Co-découvreur du virus du Sida, le Professeur Willy Rozenbaum s’est confié à Laurence et Jérôme Bourgine. Il fait donc l’objet d’un chapitre dans leur livre Ces Français qui révolutionnent la médecine (éditions La Martinière). Nous en diffusons un extrait dans lequel il parle de l’aboutissement de ses recherches.
 

Retrouvez l’interview de l’auteur : Ces chercheurs de l’ombre qui font la gloire de la France.

 

“Aujourd’hui, avec un peu de recul, je comprends mieux ce qui a permis d’arriver à cette découverte. L’image de l’inventeur qui crie « Euréka » dans sa baignoire est certes sympathique mais elle ne résiste pas aux faits. Le virus VIH a été cerné grâce à une série d’opportunités et de connaissances cumulées. J’avais, par exemple, étudié une dizaine de secteurs différents dont tous ou presque se sont montrés utiles à un moment ou un autre de notre recherche. Mais c’est avant tout grâce à la collaboration de tous, associations de patients au premier chef – plus du quart des patients participaient à des études ! –, que l’on a trouvé « aussi vite ». Si vous retirez un seul élément du puzzle, rien ne se fait. La qualité essentielle de l’équipe d’acharnés ayant participé à cette découverte étant probablement « l’absence de préjugés » : plus un entonnoir est ouvert, plus on a de chance d’attraper ce qu’on cherche. Et puis l’écoute de l’Autre, l’utilisation de la technique des regards croisés.

Nous nous sentions dans une urgence extrême également. Il fallait faire vite car, pendant ce temps, le sida faisait des ravages. Pas une journée ne s’écoulait sans que nous ayons un mort dans le service et il régnait en France un climat fataliste insupportable : « Ils vont tous mourir ! » Je parcourais le pays pour dire aux médecins : « Vous pouvez recevoir des malades du sida, vous pouvez même leur serrer la main ; ce sera votre premier geste thérapeutique. »

Une fois le virus VIH cerné et mieux connu, dès 1984, on a commencé à mettre au point un premier traitement, qui a fait l’objet d’un article dans la très sérieuse, et très lue, revue scientifique The Lancet. À la suite de cette parution, des centaines d’Américains sont venus se faire soigner en France. Certains décalages me faisaient sourire, comme ces patients très riches qui arrivaient en Concorde et payaient 25 francs ma consultation.

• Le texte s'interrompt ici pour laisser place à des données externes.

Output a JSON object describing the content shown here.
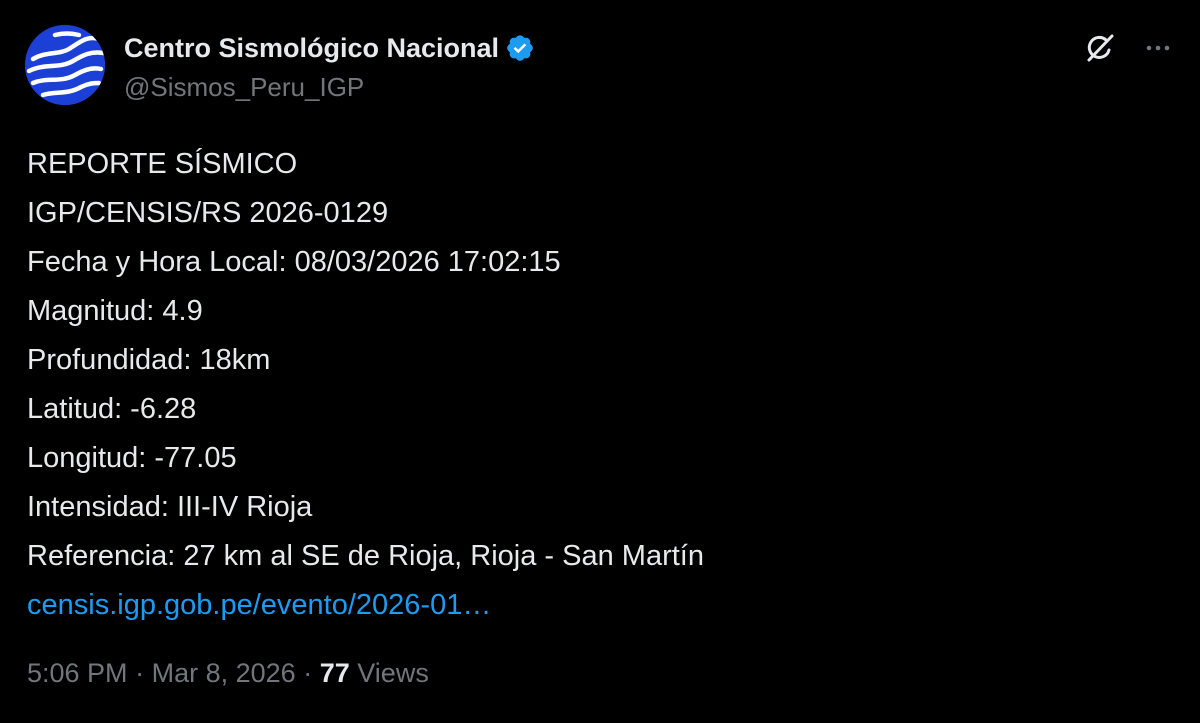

Pendant les dix années qui ont suivi, les traitements ont beaucoup évolué et nous sommes passés d’une maladie mortelle à une maladie chronique qui se soigne. Mais c’est seulement depuis les années 2000 que les traitements sont réellement supportables, et plus efficaces.

Quant au vaccin, des centaines d’équipes travaillent aujourd’hui sur sa mise au point. Elles ont des moyens mais obtiennent, hélas, peu de résultats positifs à ce jour. On sait contenir le VIH mais toujours pas s’en débarrasser. Pourtant, là où se situe le problème, réside également la solution : dans la thérapie génique. Or, pour entrer dans la cellule et agir sur le gène cellulaire, lui permettre de s’adapter à l’agression qu’il subit, le meilleur vecteur est encore le VIH lui-même ; un VIH rendu inactif. Il y a quelques années, de cette façon, on a réussi à bloquer le virus chez des souris porteuses de gènes humains, mais comme ce procédé n’était pas brevetable, personne ne nous a suivis. Et puis la thérapie génique est encore jeune, lourde et très coûteuse… bien que cette méthodologie commence à être expérimentée chez l’homme dans des approches variées.

Tout au long de ce parcours du combattant, accompagnant des milliers de personnes à la mort, j’ai vraiment eu l’impression de traverser une guerre. J’estime pourtant que c’est une chance extraordinaire d’avoir pu participer à cette aventure, accompagné de gens qui, pour la plupart, se sont montrés exemplaires. Mon seul regret est de ne pas pouvoir arriver à un résultat définitif de guérison. Dans les conditions actuelles, il est très difficile de motiver de jeunes chercheurs sur ce sujet.

À un niveau plus personnel encore enfin, après tant d’années entièrement consacrées à cette quête, j’ai fini par avoir mon premier enfant. À quarante-cinq ans. Il y avait eu tellement de morts autour de moi qu’il m’était devenu vital de donner la vie.”